Meio Ambiente & Desenvolvimento Humano

sexta-feira, 1 de setembro de 2017

Mais couro na parada

As passarelas estão prestes a serem invadidas por um couro desenvolvido com técnicas de biotecnologia

The Economist
01 Setembro 2017 | 03h00
Mais couro na parada
Curtume em SP. Indústria do couro movimenta US$ 100 bilhões/ano  Foto: VALÉRIA GONÇALVEZ/ESTADÃO
A manufatura de couro é um ofício antiquíssimo. O artefato de couro mais antigo de que se tem notícia é um calçado de 5,5 mil anos, encontrado em uma caverna na Armênia. Mas pinturas em túmulos egípcios mostram que há 7 mil anos o couro já era transformado em uma infinidade de utensílios: de sandálias a baldes e equipamentos militares. Não é exagerado dizer que a utilização de peles animais com a função de abrigo e vestuário provavelmente remonta a centenas de milhares de anos.

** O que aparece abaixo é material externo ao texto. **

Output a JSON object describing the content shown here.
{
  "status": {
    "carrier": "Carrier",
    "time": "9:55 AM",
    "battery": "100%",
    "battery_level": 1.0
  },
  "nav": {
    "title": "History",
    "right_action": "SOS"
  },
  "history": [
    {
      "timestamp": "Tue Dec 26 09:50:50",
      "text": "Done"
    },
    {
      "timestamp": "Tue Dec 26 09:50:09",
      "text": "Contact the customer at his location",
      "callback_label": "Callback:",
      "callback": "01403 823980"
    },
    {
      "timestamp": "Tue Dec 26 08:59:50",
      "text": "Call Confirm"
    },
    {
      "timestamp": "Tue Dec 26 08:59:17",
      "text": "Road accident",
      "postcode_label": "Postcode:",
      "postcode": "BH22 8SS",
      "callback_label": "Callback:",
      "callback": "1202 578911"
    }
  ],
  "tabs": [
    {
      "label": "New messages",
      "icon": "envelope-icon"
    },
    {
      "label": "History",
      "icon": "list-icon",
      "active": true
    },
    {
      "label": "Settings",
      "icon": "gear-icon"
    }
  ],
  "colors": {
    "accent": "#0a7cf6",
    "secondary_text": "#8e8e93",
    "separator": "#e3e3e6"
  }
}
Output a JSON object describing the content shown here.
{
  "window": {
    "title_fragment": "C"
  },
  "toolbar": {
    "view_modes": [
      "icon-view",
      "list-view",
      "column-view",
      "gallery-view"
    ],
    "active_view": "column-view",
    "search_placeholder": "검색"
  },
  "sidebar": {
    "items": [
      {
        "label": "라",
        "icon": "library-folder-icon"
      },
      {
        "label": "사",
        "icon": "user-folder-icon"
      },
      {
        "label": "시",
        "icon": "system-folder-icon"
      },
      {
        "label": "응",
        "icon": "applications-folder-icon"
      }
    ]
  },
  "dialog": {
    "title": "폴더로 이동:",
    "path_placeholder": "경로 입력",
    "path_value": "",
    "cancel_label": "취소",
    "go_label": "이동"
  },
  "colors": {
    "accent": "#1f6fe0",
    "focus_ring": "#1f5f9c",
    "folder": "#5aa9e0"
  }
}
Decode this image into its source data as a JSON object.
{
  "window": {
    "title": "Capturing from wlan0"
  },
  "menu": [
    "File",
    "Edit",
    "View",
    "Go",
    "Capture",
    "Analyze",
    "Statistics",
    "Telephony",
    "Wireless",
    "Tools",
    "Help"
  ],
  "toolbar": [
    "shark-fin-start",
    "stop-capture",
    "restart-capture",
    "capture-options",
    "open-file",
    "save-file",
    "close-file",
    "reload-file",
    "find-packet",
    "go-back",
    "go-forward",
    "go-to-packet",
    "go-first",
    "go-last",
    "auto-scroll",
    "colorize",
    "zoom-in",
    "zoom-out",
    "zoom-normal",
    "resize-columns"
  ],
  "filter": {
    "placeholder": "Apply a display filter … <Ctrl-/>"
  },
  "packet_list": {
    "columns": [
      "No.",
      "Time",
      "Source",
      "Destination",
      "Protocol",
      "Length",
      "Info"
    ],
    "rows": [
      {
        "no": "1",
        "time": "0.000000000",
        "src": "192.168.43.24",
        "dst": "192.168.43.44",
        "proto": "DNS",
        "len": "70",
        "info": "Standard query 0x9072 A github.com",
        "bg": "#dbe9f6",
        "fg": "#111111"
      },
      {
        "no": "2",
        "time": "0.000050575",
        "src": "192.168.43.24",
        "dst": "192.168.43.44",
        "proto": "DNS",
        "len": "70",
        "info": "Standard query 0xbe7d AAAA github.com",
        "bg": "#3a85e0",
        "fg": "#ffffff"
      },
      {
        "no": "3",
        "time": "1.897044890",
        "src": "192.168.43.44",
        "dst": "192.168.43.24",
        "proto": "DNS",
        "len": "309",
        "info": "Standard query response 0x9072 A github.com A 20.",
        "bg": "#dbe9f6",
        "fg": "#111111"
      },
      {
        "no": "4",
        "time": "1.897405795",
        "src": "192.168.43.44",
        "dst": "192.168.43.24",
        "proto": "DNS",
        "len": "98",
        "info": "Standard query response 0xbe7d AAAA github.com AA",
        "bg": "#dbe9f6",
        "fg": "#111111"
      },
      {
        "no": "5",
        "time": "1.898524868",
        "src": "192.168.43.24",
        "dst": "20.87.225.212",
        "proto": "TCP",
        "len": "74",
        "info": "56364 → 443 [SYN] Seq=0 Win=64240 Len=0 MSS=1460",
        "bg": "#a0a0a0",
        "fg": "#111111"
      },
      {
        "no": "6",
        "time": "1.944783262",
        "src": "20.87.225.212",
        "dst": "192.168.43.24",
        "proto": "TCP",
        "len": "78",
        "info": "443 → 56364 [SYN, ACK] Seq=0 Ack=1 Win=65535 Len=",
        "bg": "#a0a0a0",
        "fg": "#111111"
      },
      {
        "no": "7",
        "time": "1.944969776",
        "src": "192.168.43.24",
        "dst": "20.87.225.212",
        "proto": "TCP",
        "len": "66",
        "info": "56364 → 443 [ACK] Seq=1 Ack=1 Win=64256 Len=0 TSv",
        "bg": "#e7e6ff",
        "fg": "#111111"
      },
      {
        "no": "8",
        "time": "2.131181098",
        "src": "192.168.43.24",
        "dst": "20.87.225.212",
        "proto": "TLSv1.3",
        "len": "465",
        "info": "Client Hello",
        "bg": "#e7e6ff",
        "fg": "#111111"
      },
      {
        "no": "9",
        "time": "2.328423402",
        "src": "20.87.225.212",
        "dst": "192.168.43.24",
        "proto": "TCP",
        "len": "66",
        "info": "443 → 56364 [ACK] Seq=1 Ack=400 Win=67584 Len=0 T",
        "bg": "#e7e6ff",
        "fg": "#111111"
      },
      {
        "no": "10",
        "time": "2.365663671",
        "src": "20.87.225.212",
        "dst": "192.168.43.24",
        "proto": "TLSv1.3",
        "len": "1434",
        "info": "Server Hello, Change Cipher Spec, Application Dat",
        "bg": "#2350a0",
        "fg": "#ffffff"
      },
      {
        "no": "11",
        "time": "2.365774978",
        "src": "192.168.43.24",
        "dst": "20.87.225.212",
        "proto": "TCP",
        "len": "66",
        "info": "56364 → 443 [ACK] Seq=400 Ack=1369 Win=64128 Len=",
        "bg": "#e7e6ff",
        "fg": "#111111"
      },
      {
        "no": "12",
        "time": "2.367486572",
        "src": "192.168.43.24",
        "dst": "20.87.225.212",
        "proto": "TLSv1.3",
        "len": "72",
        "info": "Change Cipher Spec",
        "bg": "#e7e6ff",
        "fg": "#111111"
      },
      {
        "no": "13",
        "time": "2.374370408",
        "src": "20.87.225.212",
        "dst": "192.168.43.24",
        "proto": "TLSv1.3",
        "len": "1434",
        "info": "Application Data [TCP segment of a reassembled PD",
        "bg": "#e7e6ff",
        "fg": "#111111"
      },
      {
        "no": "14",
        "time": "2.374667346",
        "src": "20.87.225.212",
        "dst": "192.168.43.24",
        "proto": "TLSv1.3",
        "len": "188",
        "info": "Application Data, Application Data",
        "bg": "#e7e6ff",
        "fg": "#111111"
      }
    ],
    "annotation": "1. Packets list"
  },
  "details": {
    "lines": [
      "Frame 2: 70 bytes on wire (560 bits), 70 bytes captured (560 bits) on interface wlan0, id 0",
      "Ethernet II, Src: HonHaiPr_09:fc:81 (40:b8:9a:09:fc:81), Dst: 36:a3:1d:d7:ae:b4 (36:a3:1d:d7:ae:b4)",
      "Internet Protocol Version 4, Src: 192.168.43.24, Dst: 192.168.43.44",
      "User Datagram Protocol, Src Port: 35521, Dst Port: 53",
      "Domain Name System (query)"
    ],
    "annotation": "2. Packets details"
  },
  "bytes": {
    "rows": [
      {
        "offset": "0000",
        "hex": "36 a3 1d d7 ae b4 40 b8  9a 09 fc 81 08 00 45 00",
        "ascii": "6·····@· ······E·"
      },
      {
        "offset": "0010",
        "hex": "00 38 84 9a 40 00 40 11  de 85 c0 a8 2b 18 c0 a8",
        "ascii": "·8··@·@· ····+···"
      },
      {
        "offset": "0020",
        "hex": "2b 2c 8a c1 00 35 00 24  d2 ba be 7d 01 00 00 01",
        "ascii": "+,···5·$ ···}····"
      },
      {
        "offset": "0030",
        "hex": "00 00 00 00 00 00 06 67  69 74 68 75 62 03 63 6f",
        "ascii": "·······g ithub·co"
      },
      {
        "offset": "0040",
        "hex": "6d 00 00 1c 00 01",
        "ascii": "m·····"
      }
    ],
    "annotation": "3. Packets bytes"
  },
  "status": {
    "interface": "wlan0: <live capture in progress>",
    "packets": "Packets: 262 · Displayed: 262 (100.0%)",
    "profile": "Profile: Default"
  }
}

Fabricar couro também é, por outro lado, uma atividade bastante desagradável. Na Londres do século 18, as peles em estado de putrefação que eram deixadas de molho em uma solução de urina e cal, a fim de separar o couro dos restos de carne do animal, e a subsequente aplicação de fezes de cachorro, para amaciá-las e preservá-las, produzia tamanha fedentina que a atividade foi proibida na cidade. Em países como Índia e Japão, o ofício marcava negativamente tanto os lugares como as pessoas que a ele se dedicavam, a ponto de só poder ser praticado por párias sociais, como os dalit e os burakumin.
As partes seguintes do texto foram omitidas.